No, it is those whose job is to support teachers who seem to be the saboteurs.
I remember when I thought that students were the great impediment to learning. All the baggage of their unstable lives, their short attention span that just keeps eroding, their relentless needs mixed up with their in ability to delay gratification. But I don't believe that anymore. I've seen too many students overcome all those things. I've seen the miracle of their potential and what can happen if enough of us believe in them.
But nothing as important as counting their heads or bringing them to the office in the middle of class to fix their student records or making an announcement over the loud-speaker.
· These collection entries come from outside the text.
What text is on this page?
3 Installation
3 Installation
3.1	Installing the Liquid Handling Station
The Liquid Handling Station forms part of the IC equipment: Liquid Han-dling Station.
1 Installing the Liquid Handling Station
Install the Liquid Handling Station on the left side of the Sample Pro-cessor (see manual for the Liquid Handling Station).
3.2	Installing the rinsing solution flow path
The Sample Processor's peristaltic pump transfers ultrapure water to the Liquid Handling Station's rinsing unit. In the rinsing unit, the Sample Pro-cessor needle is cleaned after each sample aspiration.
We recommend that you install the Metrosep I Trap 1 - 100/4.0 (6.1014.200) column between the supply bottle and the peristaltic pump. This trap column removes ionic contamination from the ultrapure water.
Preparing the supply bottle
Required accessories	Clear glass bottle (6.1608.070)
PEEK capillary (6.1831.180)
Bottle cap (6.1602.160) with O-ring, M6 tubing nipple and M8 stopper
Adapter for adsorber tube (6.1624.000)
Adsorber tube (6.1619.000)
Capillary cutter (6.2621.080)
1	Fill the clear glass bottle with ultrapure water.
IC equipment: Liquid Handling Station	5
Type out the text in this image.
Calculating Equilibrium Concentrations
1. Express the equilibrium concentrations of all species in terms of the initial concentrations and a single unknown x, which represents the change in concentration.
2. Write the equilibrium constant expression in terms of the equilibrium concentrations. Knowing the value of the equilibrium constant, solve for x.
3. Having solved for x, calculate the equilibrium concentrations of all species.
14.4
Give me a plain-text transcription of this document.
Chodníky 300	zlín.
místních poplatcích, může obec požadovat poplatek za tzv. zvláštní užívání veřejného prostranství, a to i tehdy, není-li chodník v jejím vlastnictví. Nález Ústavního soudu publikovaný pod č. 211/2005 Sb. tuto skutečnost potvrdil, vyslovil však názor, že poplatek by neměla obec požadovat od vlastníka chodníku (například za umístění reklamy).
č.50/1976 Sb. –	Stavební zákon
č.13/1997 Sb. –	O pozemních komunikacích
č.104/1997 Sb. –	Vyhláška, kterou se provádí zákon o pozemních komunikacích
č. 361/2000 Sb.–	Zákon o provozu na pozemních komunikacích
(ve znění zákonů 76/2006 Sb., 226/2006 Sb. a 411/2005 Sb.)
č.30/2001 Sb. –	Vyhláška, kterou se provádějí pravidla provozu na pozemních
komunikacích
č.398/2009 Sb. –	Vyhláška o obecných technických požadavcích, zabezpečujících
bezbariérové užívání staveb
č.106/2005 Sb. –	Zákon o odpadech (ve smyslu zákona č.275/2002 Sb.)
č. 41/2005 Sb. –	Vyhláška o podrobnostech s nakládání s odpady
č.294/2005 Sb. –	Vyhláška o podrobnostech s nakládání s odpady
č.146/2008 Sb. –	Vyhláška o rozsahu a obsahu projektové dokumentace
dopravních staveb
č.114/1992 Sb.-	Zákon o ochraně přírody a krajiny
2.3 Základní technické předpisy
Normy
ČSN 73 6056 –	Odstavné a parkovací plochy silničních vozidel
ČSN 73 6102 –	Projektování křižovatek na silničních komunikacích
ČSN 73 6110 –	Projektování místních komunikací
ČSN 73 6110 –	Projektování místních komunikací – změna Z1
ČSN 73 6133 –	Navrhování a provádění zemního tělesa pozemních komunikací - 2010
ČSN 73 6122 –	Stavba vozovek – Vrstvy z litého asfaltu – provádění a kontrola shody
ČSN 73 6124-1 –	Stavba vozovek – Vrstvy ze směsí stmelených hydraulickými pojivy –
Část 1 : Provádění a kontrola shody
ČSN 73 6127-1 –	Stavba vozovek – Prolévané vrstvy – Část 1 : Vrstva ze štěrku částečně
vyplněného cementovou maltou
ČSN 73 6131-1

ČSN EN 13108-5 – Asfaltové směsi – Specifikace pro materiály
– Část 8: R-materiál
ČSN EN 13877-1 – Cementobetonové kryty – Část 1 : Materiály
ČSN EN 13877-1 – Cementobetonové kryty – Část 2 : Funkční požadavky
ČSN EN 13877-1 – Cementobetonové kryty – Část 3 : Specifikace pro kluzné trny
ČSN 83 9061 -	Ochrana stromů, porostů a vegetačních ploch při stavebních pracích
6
Our school once had an office tech who sent a student to my classroom to get another student -- and on the office summons it said: "bring that green nail polish." The same tech and her supervisor used to cook in the office and and fix each other's hair sometimes. They once blew out the fuses and left us all in darkness the rest of the day when they plugged in the crock pot and the hair press at the same time.
And why should they believe that what goes on in any of our classrooms is worth respecting?
The larger system doesn't.
The larger system doesn't.
It has so profoundly confused outcomes (students actually learning something meaningful and useful) with measurements (standardized tests). It warehouses students and expects them to learn. It provides us with badly written text books and curricula written by people who don't know how to teach. It wastes money when it has a surplus, then increases class size and shortens the school year when the money is short.
This past year, the school district in which I attempt to teach each day slashed its budget in response to state funding cuts. As a result, one of the best teachers in my school--dedicated, talented, inspiring--was terminated. Over the summer another school in the same district was allowed to hire him back as a long-term substitute and them give him a contract, converting an allegedly necessary termination into a transfer. So now a teacher who had helped build a department and establish credibility and trust with students was shuffled around along with at least one other teacher (the one who was sent to take his place). The first day of school this fall another teacher showed up at our school. He had been bumped from his position at another school but without anywhere else to go in the district. He was still under contract and so the district sent him to us but with no certainty how long. By weeks end, our school was host to two other "pool teachers." They are still with us. Our principal tries to find things for them to do. Meanwhile, there are classrooms in our city so overcrowded that children have to stand or sit on the floor while other classrooms sit empty with no teacher.
I would like to tell you that this an ironic joke. It has to be, right? The people running our schools cannot be that callous or that stupid--or that helpless to oppose the callousness and stupidity of the system.